Centre for Children’s Health Education, Orientation and Protection, CEE-HOPE Nigeria and International Group, Heart100 have launched the Heart of Hope Shelter, a safe space for Survivors of Gender Based Violence.
While speaking at the commissioning of the shelter, Betty Abah, Founder and Executive Director, CEE-HOPE Nigeria, explained that the shelter was set up with the aim of providing a safe space for women and girls who are grappling with various issues of gender based violence.
Abah buttressed that, the shelter will “provide temporary accommodation, psychosocial support and empowerment for women and girls.”

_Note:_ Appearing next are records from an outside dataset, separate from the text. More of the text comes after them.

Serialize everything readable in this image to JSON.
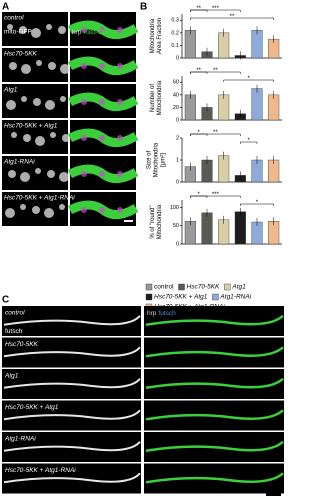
{
  "panel_labels": [
    "A",
    "B",
    "C"
  ],
  "panel_a": {
    "rows": [
      "control",
      "Hsc70-5KK",
      "Atg1",
      "Hsc70-5KK + Atg1",
      "Atg1-RNAi",
      "Hsc70-5KK + Atg1-RNAi"
    ],
    "channel_left": "mito-GFP",
    "channel_right": [
      "hrp",
      "mito-GFP"
    ]
  },
  "chart_data": [
    {
      "type": "bar",
      "ylabel": [
        "Mitochondria",
        "Area Fraction"
      ],
      "values": [
        0.22,
        0.05,
        0.2,
        0.02,
        0.22,
        0.15
      ],
      "ylim": [
        0,
        0.35
      ],
      "yticks": [
        0,
        0.1,
        0.2,
        0.3
      ],
      "significance": [
        "**",
        "***",
        "**"
      ]
    },
    {
      "type": "bar",
      "ylabel": [
        "Number of",
        "Mitochondria"
      ],
      "values": [
        40,
        20,
        40,
        10,
        50,
        40
      ],
      "ylim": [
        0,
        70
      ],
      "yticks": [
        0,
        20,
        40,
        60
      ],
      "significance": [
        "**",
        "**",
        "*"
      ]
    },
    {
      "type": "bar",
      "ylabel": [
        "Size of",
        "Mitochondria",
        "[µm²]"
      ],
      "values": [
        0.7,
        1.0,
        1.2,
        0.3,
        1.0,
        1.0
      ],
      "ylim": [
        0,
        2
      ],
      "yticks": [
        0,
        1,
        2
      ],
      "significance": [
        "*",
        "**",
        "*"
      ]
    },
    {
      "type": "bar",
      "ylabel": [
        "% of \"round\"",
        "Mitochondria"
      ],
      "values": [
        62,
        85,
        66,
        88,
        60,
        62
      ],
      "ylim": [
        0,
        120
      ],
      "yticks": [
        0,
        50,
        100
      ],
      "significance": [
        "*",
        "***",
        "*"
      ]
    }
  ],
  "legend": {
    "names": [
      "control",
      "Hsc70-5KK",
      "Atg1",
      "Hsc70-5KK + Atg1",
      "Atg1-RNAi",
      "Hsc70-5KK + Atg1-RNAi"
    ],
    "colors": [
      "#9a9a9a",
      "#5a5a55",
      "#d8cfa6",
      "#1e1e1e",
      "#8eaad8",
      "#f0b98c"
    ]
  },
  "panel_c": {
    "rows": [
      "control",
      "Hsc70-5KK",
      "Atg1",
      "Hsc70-5KK + Atg1",
      "Atg1-RNAi",
      "Hsc70-5KK + Atg1-RNAi"
    ],
    "channel_left": "futsch",
    "channel_right": [
      "hrp",
      "futsch"
    ]
  }
}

She also used the opportunity to decry the inadequate responses to gender based violence by governments at National and State levels, revealing that Nigeria has less than 20 shelters for women, and the ones in existence are being run by private organizations.
“Many women remain in abusive relationships because they do not have any place to go to and government shelters are very few and far in-between. As it is with government business, even the very few run by government are mostly on life support. Most of them are perennially deprived of qualified staff, food for residents and generally running at low and negligible budgets, if ever they exist.
“Besides the Lagos State and Ekiti State governments, which are doing credible work in response to GBV and have some of these infrastructure and legal mechanism in place, most other states in Nigeria are performing woefully in that front.”
Abah thereafter called on government at various levels “to consider the need for setting up of shelters as a major priority.”
While commissioning the shelter, Dr. Nnimmo Bassey, Director, Health of Mother Earth Foundation, HOMEF, who doubles as the representative of Heart 100 in Nigeria, commended CEE-HOPE Nigeria for the initiative which would bring succor to several persons.
Dr. Bassey also tasked the Nigerian government on the need to do more to provide housing for its citizens, especially for the less-privilege and GBV survivors.
Mrs. Josephine Effah-Chukwuma, Executive Director, Project Alert and founder of the first shelter for women in Nigeria, commended Betty Abah for setting up the shelter.
She reiterated that shelters are few in Nigeria and it could be overwhelming for CEE-HOPE Nigeria, but however advised that “you need to brace up for the task and your passion and commitment to the course would see you through.”